System Administration: Authorization Concepts

Authorizations
Access control in SAP is composed of several concepts:

1. Program code that calls an authorization check using the authority-check statement. This will look something like:

authority-check object id field

2. Authorization fields (corresponding to the in the above code) that define a scope of possible values. Examples of authorization fields would be:

ACTIVITY: defines the type of activity the user is doing with the data. Possible values are 'DISPLAY', 'MODIFY', 'DELETE', etc.


COMPANY_CODE: possible values are any single value, or any range of values, or any combination thereof (such as '0438' and '0600' thru '1100')

3. Authorization objects that define a group of fields. For example, an authorization object called 'CO_MDATA', containing our above fields ACTIVITY and COMPANY_CODE, might used to control access to the company master data tables.

4. Authorizations, each of which belong to exactly one authorization object, that define authorization values (within the scopes defined by the authorization objects) to be granted to users. Note that an authorization is different from an authorization object!! Extending our previous examples, we might have an authorization, belonging to the authorization object 'CO_MDATA', called 'CO_MDATA_ALL', that grants all access to all company master data. Then 'CO_MDATA_ALL' would have the following values:


FIELDVALUE
ACTIVITY*
COMPANY_CODE*

  1. Profiles, each of which may contain several authorizations or profiles. A simple profile contains a group of authorizations. A composite profile contains a group of profiles (simple or composite). [Profiles can be conceptualized as forming the structure of a tree, in which end nodes (leaves) are authorizations, and all other nodes are profiles. Simple profiles are nodes whose children are all end nodes, and composite profiles are nodes, other than end nodes, who have no end nodes for children.]

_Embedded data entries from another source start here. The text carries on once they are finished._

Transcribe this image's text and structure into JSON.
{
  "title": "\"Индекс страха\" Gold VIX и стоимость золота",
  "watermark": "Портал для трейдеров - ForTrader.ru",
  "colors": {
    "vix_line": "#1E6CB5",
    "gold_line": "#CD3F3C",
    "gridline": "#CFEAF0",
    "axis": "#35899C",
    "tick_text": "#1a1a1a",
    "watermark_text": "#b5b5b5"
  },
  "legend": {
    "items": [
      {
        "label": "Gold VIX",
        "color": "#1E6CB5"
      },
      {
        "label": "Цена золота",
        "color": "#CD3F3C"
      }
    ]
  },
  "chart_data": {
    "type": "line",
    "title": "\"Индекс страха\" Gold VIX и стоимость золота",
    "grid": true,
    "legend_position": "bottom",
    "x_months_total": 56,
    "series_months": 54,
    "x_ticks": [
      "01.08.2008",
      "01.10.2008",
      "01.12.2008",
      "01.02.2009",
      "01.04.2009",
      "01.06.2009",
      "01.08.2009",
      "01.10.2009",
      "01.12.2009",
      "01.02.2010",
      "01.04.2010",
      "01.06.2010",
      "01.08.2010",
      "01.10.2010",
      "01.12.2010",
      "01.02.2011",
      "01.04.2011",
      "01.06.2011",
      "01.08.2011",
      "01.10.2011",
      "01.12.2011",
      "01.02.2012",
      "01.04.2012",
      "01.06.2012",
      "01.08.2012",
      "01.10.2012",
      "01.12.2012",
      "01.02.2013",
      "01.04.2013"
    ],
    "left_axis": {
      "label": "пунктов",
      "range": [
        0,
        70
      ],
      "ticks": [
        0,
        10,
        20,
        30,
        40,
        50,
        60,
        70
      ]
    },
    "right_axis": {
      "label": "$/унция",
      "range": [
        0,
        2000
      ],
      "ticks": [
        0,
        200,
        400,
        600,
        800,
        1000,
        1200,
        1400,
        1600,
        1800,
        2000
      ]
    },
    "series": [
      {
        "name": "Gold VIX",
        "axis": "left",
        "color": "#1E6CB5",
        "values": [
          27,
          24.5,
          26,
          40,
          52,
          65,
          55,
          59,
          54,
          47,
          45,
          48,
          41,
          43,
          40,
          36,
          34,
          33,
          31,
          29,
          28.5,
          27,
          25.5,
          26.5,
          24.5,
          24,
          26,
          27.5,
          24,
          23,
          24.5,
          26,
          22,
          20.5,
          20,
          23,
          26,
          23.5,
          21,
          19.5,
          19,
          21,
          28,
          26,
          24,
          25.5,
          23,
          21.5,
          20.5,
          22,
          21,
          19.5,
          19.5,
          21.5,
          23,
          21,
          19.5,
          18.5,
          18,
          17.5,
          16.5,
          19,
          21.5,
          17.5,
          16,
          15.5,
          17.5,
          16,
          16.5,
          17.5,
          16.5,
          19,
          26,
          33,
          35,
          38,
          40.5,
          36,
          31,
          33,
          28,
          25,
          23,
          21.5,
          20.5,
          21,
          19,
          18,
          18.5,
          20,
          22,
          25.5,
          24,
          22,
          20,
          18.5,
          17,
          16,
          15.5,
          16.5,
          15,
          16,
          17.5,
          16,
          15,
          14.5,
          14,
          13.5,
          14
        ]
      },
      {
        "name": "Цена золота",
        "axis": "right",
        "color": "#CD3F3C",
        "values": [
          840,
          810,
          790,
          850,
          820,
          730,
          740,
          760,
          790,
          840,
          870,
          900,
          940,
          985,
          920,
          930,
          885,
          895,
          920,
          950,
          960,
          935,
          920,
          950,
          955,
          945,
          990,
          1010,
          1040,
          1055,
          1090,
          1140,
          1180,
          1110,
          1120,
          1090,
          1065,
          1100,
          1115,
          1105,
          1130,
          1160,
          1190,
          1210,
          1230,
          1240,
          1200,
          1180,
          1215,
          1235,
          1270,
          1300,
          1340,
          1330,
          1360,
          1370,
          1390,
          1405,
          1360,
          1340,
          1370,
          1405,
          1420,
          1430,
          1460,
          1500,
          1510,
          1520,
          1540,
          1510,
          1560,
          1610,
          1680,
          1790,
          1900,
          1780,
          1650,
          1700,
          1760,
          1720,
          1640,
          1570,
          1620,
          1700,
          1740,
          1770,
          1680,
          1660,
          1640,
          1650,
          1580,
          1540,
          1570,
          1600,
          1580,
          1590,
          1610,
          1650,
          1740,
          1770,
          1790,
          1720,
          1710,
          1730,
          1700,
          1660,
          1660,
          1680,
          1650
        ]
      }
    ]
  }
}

    Profiles are designed to define set or one or more functions or positions. For example, a functional profile might define all the authorizations that are required for doing a goods receipt, or for making a payment in the AP module. A position profile, on the other hand, might define all of the authorizations that are granted to an accountant, or to a warehouse supervisor. Often, a position profile is a composite profile consisting of several functional profiles.

  2. Users, to whom profiles are assigned. A user is assigned one or more profiles by the system administrator. These profiles define all of the user's system authorizations.
It sounds complicated, but once you start working with authorizations, it's pretty easy.